Gilang pun mendorong kepolisian dan kejaksaan untuk proaktif menangani kasus ini secara adil, cepat, dan transparan. Menurutnya, lembaga penegak hukum harus menegaskan bahwa hukum tidak tunduk pada status sosial, gelar akademik, atau posisi kekuasaan.

“Kami juga mendorong aparat penegak hukum untuk memberikan perlindungan khusus terhadap korban dari potensi intimidasi dan tekanan,” sebut Gilang.

“Pastikan bahwa bukti dan kesaksian ditangani secara profesional, dan menerapkan perspektif korban selama proses hukum berlangsung,” lanjut Legislator dari Dapil Jawa Tengah II itu.

Gilang juga mendorong pihak kepolisian menggunakan UU Nomor 12 Tahun 2022 tentang Tindak Pidana Kekerasan Seksual (TPKS) dalam mengusut kasus dugaan kekerasan seksual di lingkungan kampus tersebut. Ia menekankan bahwa berdasarkan UU TPKS, kejahatan seksual yang dilakukan oleh seseorang dalam relasi kuasa memiliki dimensi pemberatan.
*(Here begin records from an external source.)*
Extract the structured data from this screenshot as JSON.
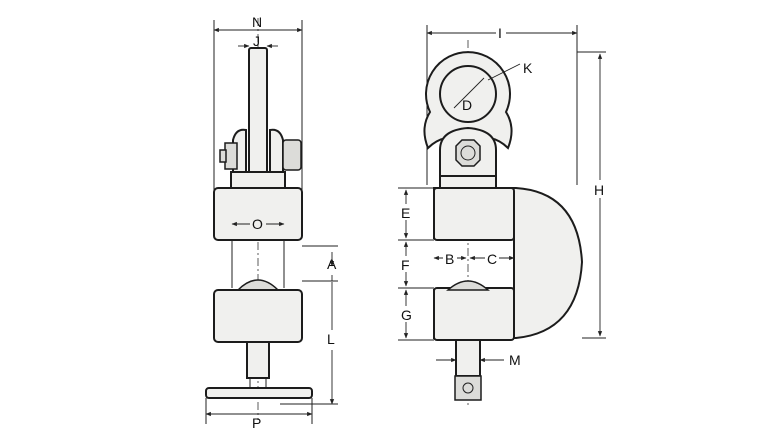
{
  "labels": {
    "N": "N",
    "J": "J",
    "O": "O",
    "A": "A",
    "L": "L",
    "P": "P",
    "I": "I",
    "K": "K",
    "D": "D",
    "E": "E",
    "F": "F",
    "G": "G",
    "B": "B",
    "C": "C",
    "H": "H",
    "M": "M"
  },
  "colors": {
    "line": "#1c1c1c",
    "fill": "#f0f0ee",
    "shade": "#dcdcd9",
    "background": "#ffffff"
  }
}
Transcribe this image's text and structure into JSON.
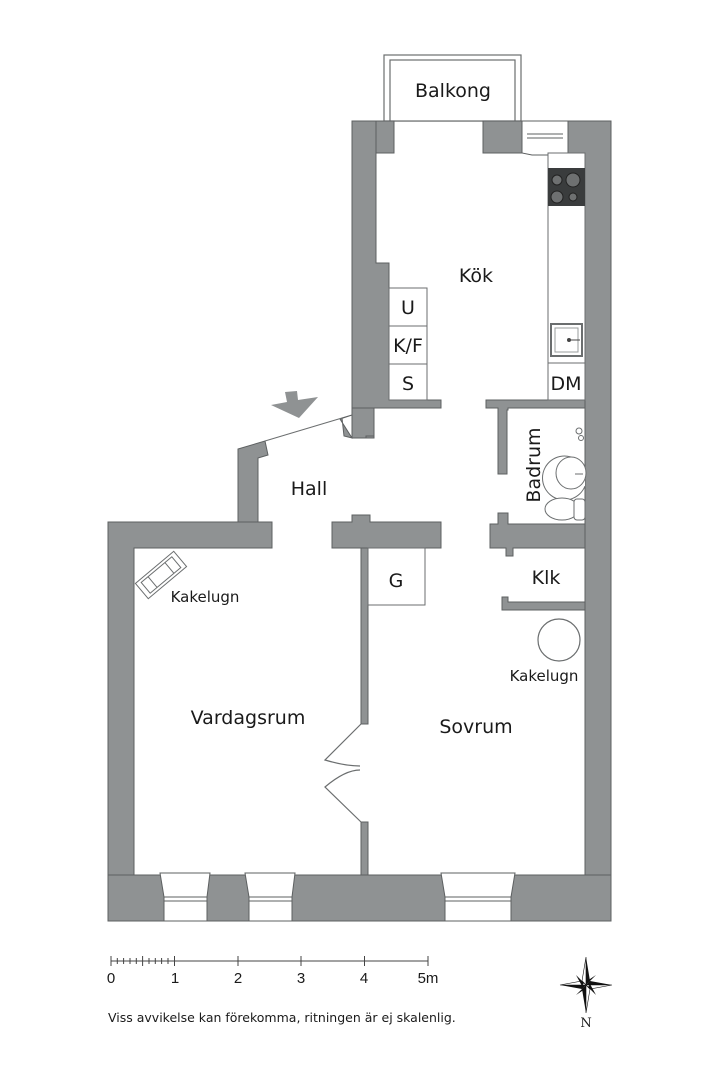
{
  "plan": {
    "rooms": {
      "balcony": "Balkong",
      "kitchen": "Kök",
      "hall": "Hall",
      "bathroom": "Badrum",
      "closet": "Klk",
      "living_room": "Vardagsrum",
      "bedroom": "Sovrum",
      "wardrobe": "G"
    },
    "fixtures": {
      "upper_cabinet": "U",
      "fridge_freezer": "K/F",
      "cabinet": "S",
      "dishwasher": "DM",
      "tiled_stove_living": "Kakelugn",
      "tiled_stove_bedroom": "Kakelugn"
    }
  },
  "scale": {
    "ticks": [
      "0",
      "1",
      "2",
      "3",
      "4",
      "5m"
    ]
  },
  "compass": {
    "north_label": "N"
  },
  "disclaimer": "Viss avvikelse kan förekomma, ritningen är ej skalenlig.",
  "colors": {
    "wall": "#8f9293",
    "wall_edge": "#5d6061",
    "background": "#ffffff"
  }
}
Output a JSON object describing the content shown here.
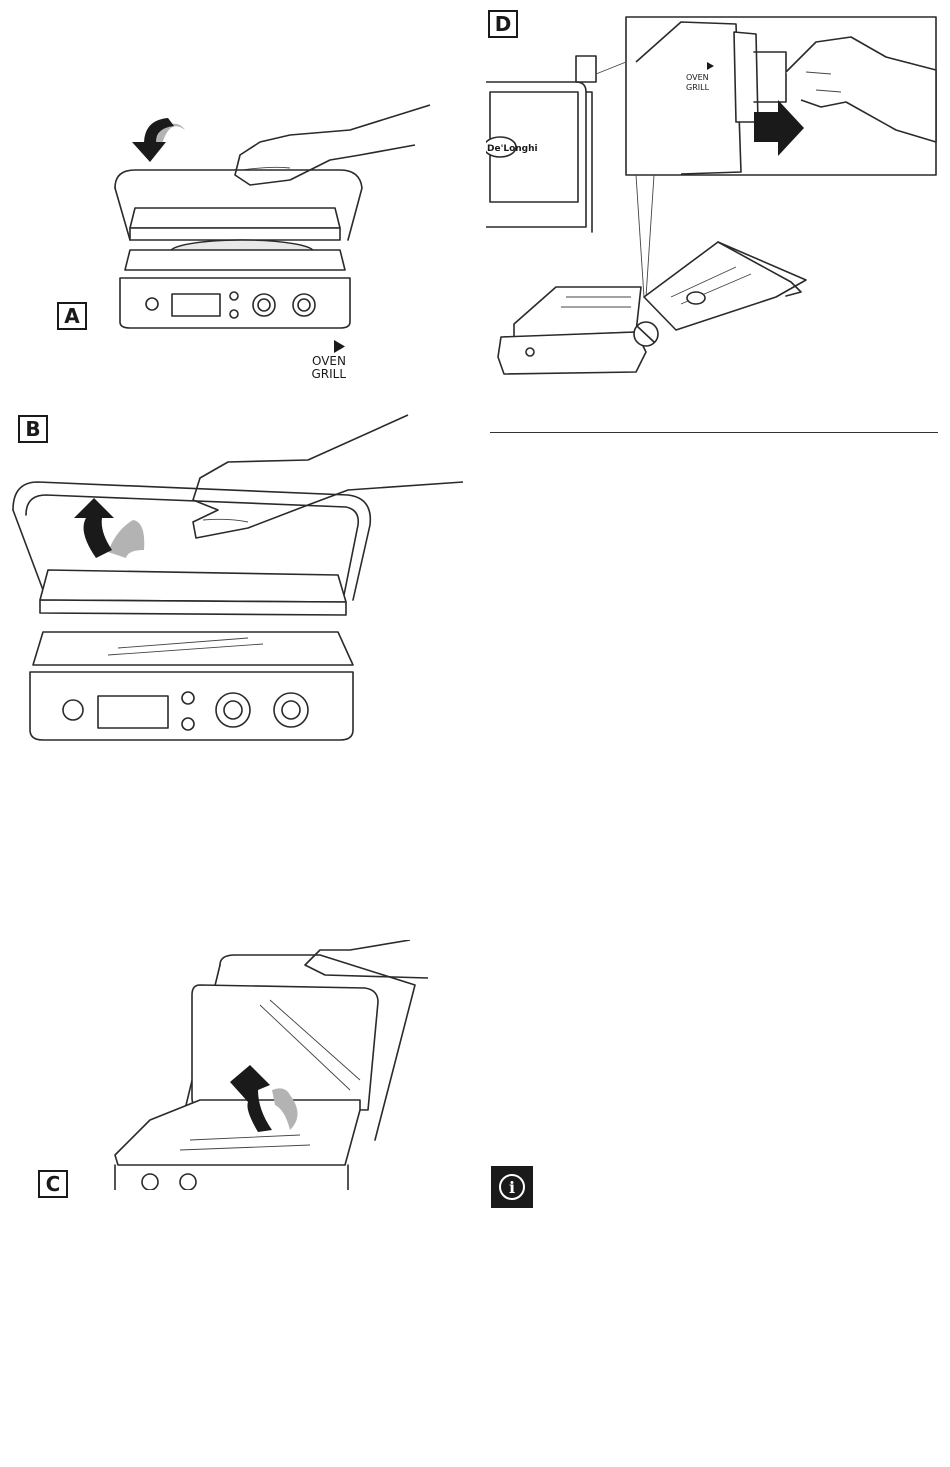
{
  "figures": {
    "a": {
      "label": "A",
      "icon": "play-triangle-icon",
      "marking_line1": "OVEN",
      "marking_line2": "GRILL"
    },
    "b": {
      "label": "B"
    },
    "c": {
      "label": "C"
    },
    "d": {
      "label": "D",
      "logo": "De'Longhi",
      "detail_marking_line1": "OVEN",
      "detail_marking_line2": "GRILL"
    }
  },
  "info_icon": "info-icon",
  "colors": {
    "ink": "#1a1a1a",
    "arrow_gray": "#b3b3b3"
  }
}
Adapun UU TPKS mengatur hukuman terhadap pejabat yang melakukan kekerasan seksual. Pada Pasal 11 disebutkan, setiap pejabat yang melakukan tindak kekerasan seksual dapat dipidana penjara paling lama 12 tahun dan pidana denda paling banyak Rp 300 juta.

“Jika terbukti, pelaku tidak hanya layak dijatuhi hukuman pidana maksimal, tetapi juga harus dicabut hak sosialnya untuk berkiprah di dunia akademik dan publik,” tegas Gilang.

Anggota komisi di DPR yang membidangi urusan penegakan hukum dan bermitra dengan Polri itu menambahkan, kasus kekerasan seksual yang dilakukan seorang pengajar tidak boleh direduksi sebagai pelanggaran etik internal kampus semata. Menurut Gilang, kasus kekerasan seksual harus diproses sebagai tindak pidana yang serius sesuai dengan UU TPKS.

“Kasus ini menjadi preseden penting bahwa dunia pendidikan tidak boleh menjadi tempat aman bagi predator seksual,” ucapnya.

Gilang pun meminta kepada seluruh perguruan tinggi agar tidak menyelesaikan kasus kekerasan seksual secara internal hanya dengan sanksi administratif, ataupun mendiamkannya demi menjaga reputasi institusi. Ia menegaskan, hukum pidana tidak bisa dinegosiasikan atas nama citra.

“Negara memiliki kewajiban untuk menjamin perlindungan hukum yang setara dan adil bagi seluruh warganya, tanpa kecuali. Tanggung jawab ini termasuk untuk instansi yang terlibat dalam penanganan kasusnya,” pungkas Gilang.